Among Us will almost certainly become a case study for future games companies to look into. The game best exemplifies the difference between almost total obscurity and near total cultural saturation, and how it can really just be that one big break that makes a difference. The game’s peak player count on Steam is now at 438,524 concurrent players, the 7th highest count for any game on Steam.

Among Us: Player count and delayed success

Since its release, Among Us had a player count so low that to call it “modest” would be modest. Often peaking at just a few dozen players around the world, Among Us seemed like it would be one of those indie gems lost under the tide of new releases.

Of course, I can only talk about Among Us in such tones because the game defied all expectations when it was picked up by streamers and spread through internet chains in a feat of modern word-of-mouth marketing which proved that Among Us was a great game that few people heard of, and not merely a game which seemed to have missed the mark.

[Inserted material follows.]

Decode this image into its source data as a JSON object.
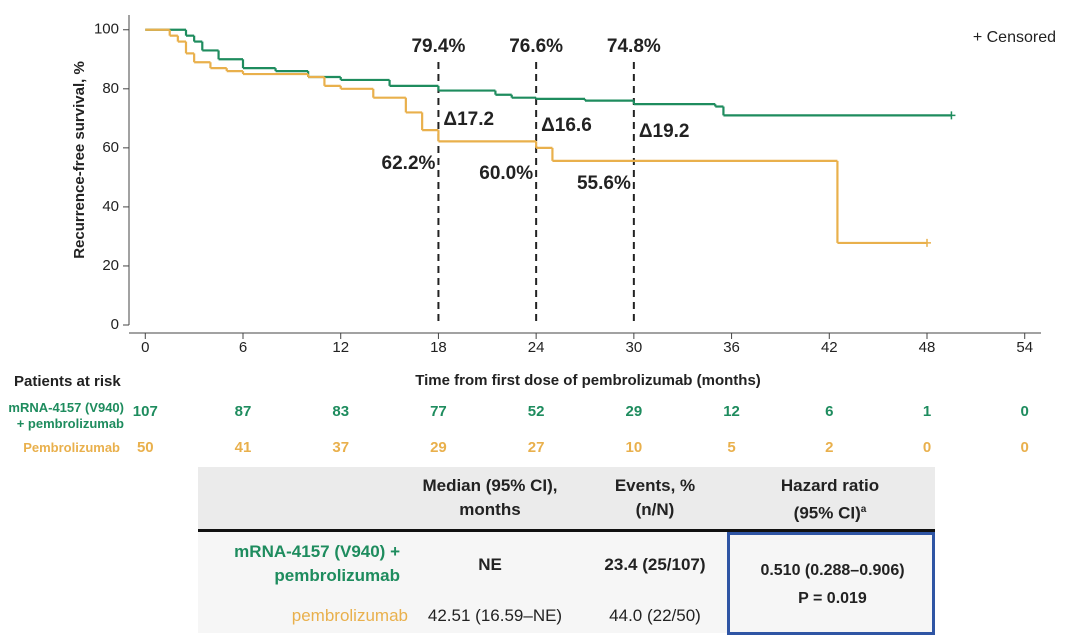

As sales and player counts climbed, the game became an overnight sensation, amassing players more rapidly than its servers could handle. However, in the middle of all of this it can be easy to forget that Steam isn’t the only place to get Among Us, and certainly not the only place to play it.

According to Innersloth, Among Us reached an incredible 3 million players over a single weekend. It is difficult to state just how deserved this success is for them, and they should be proud that this game managed to reach the audience it deserved.

Among Us raises some serious questions about the modern games industry

While we should all celebrate the success of Among Us, there is a darker side to all of this. Among Us has shown that it had the potential all along to reach millions of players all over the world, so why did it take two years to do so?

According to the developers themselves, Among Us had an average daily player count of 8.2 players for its first 6 months. Clearly, the quality of the game had nothing to do with its success, and we can hardly expect every development studio to have to wait two years before their great products get discovered.

For the two years that Among Us existed without a community to play it, gamers everywhere were worse off. Had the game been discovered in 2018, Innersloth could already be well under way with new features and content which could have heralded a new wave in gaming.

But, as we know, that never happened. We should all keep this in mind, so that we are not quick to assume that because something sells well that it is good, or that because something is good that it will be successful. There are almost certainly hundreds of hidden and forgotten gems, each every bit as brilliant as Among Us, lost under the tide like so many grains of sand.